The adage claims that home is where the heart is. Well, in Lucid Screams, Lagoe riffs on it and proclaims that home is also where the heart dies.

brother ania ahlborn female horror writers

Brother

By Ania Ahlborn

Time for something outwardly grotesque. Like some riff on the Texas Chainsaw Massacre, Ahlborn’s Brother tells the tale of the twisted minds at the heart of the Morrow family. They live in the middle of nowhere, and, as you can probably guess from a cursory glance at the back cover copy, the Morrows are a family of serial killers. They have preyed on the nearby townsfolk and thrived as an evil menace for seemingly decades. But there is one family member that doesn’t belong. Michael sees his family for what they are, and his heart aches for an escape.

A demented tale of horror examining the depths of a family’s roots, Brother twists the whole psycho killer family narrative on its head.

the little girl who was too fond of matches

The Little Girl Who Was Too Fond of Matches

By Gaeton Soucy

The most subtle book on this list in terms of horror, Soucy’s novel is like the film Dogtooth if it was even more demented. Throw in some shades of As I Lay Dying, too.

Two children live with their father in a sprawling estate where life seems to be at a standstill. The father ends up killing himself, leaving the two children to fend for themselves. A testament to an isolated mind, the two kids have conjured an entirely surrealistic dimension to live in. The father’s death shatters their world of ritual and superstition as they face a coming-of-age of sorts, expedited by the dire need to buy a coffin and bury their father.

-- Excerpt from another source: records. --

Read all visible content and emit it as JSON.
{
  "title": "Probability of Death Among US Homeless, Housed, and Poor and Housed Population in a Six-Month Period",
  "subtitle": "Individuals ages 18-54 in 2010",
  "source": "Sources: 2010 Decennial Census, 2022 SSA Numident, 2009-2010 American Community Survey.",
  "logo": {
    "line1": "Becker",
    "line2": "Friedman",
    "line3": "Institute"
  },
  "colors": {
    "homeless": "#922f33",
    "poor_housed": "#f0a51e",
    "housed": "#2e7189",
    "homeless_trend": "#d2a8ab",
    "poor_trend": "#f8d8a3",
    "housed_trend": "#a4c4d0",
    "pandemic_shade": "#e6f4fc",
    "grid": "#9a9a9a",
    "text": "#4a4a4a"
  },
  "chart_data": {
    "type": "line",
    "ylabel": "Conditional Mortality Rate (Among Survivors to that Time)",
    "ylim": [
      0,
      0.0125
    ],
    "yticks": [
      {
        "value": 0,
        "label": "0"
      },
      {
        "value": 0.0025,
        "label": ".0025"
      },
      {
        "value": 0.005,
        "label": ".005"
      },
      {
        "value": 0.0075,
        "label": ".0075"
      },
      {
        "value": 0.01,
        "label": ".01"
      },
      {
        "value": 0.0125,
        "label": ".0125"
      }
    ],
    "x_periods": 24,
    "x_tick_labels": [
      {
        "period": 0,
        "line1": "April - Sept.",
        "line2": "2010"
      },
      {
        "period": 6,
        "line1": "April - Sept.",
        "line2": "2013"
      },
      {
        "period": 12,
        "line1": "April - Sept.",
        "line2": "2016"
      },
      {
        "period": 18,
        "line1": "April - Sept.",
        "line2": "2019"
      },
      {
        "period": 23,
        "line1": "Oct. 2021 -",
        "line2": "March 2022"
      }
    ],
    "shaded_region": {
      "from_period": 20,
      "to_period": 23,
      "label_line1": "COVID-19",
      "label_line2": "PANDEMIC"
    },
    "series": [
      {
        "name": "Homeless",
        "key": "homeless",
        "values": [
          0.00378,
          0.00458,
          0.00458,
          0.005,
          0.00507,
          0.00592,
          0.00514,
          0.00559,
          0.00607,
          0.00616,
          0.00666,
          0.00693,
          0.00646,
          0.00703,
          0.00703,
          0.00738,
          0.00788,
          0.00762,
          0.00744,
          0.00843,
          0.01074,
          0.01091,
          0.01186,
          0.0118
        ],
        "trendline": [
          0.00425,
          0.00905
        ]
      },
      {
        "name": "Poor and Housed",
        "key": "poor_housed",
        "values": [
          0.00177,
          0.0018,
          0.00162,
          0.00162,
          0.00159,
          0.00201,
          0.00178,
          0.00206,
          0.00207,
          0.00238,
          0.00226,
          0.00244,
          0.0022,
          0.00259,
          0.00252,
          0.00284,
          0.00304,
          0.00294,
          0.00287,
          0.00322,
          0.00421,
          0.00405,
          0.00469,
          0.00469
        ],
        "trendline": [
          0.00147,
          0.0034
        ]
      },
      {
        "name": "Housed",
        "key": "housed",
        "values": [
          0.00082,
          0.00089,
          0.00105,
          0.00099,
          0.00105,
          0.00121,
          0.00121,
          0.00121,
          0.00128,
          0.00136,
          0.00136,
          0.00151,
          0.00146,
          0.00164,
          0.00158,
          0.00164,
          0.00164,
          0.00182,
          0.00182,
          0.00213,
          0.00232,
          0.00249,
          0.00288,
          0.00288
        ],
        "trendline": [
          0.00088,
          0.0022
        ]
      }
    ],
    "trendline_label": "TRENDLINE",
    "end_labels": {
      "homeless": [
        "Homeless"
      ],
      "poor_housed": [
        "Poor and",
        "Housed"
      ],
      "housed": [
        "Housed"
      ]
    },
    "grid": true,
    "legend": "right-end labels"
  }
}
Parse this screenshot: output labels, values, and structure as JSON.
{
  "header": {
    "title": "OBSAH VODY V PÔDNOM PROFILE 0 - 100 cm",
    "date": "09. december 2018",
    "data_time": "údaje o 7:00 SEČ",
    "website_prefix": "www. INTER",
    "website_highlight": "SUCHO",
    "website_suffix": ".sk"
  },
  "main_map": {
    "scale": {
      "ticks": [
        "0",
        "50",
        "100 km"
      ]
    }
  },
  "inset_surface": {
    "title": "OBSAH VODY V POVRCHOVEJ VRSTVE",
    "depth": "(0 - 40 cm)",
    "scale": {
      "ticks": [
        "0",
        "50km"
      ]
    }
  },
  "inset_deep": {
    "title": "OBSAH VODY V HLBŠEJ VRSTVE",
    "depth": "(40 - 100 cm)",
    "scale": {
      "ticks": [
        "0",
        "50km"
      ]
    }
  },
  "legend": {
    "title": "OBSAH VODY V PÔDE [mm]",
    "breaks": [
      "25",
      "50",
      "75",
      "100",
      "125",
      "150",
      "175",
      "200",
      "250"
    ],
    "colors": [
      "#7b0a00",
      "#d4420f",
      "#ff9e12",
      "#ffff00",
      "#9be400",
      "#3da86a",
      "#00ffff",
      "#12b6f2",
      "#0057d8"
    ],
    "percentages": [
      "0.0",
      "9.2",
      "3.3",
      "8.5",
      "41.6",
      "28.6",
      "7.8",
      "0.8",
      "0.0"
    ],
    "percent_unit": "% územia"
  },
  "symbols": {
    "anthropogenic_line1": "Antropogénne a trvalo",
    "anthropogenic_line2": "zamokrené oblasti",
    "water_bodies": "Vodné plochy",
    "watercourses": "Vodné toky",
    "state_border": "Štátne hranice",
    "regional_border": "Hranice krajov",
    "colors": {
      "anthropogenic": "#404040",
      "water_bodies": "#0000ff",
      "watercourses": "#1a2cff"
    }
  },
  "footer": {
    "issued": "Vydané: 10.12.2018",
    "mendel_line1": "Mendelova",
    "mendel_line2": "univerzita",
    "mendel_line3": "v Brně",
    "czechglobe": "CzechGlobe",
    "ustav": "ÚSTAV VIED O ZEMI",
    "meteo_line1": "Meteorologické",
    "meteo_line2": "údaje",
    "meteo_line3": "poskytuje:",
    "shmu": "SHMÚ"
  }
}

Equal parts puzzle and linguistic exercise, Soucy has written a book that is quite unlike any other.

he started it

He Started It

By Samantha Downing

If you’ve ever gone on a road trip as a family, you’ll quickly find yourself right at home in Downing’s He Started It. Three estranged siblings are called to reconvene when their rich grandfather dies, and his will stipulates that they all stand to inherit quite a bit of money. The catch? They have to do everything he has stated in the will, including the reenactment of a cross-country road trip they all took when they were younger. Naturally, there are plenty of twists and turns, equal parts tumultuous and tense, that lead the siblings into a crazy journey that extrapolates their familial past along with issues they’ve never addressed.

dark lullaby

Dark Lullaby

By Polly Ho-Yen

Ho-Yen’s Dark Lullaby tosses readers into a dismal futuristic authoritarian state where 99.98% of the human population cannot have children. A la Big Brother and 1984, the government keeps a “watchful eye” on everyone. Everything a person does is analyzed and judged. The rich can buy test-tube babies, while those less lucky are forced to try Induction, a risky process aimed to successfully give birth. Kit is about to try the process only to step back, being labeled an “out,” or a person socially shunned and shamed for not going through with the Induction process.

Ho-Yen explores themes of motherhood and loss in a frigid dystopian setting built to inspect the intricacies of childbirth and the importance of bringing life into a dying world.

diverse horror authors

The Changeling

By Victor LaValle

LaValle’s The Changeling has been cited often for its genre-bending tale of fatherhood and family distress—and with good reason. The novel remains a memorable journey, involving a parent seeking his missing wife.

Related: Victor LaValle: Where to Begin with the Award-Winning Horror Author

Apollo is a new father and book dealer whose wife, Emma, suffers from what seems initially like post-partum depression after delivering their child. Emma soon disappears, and Apollo must seek out his wife’s whereabouts, leading him everywhere from unknown corners of New York City to graveyards and everything in between.

The Changeling exhibits the undying love and commitment of a parent for their loved ones, no matter how far it takes them and how much is asked of them to save those they call family.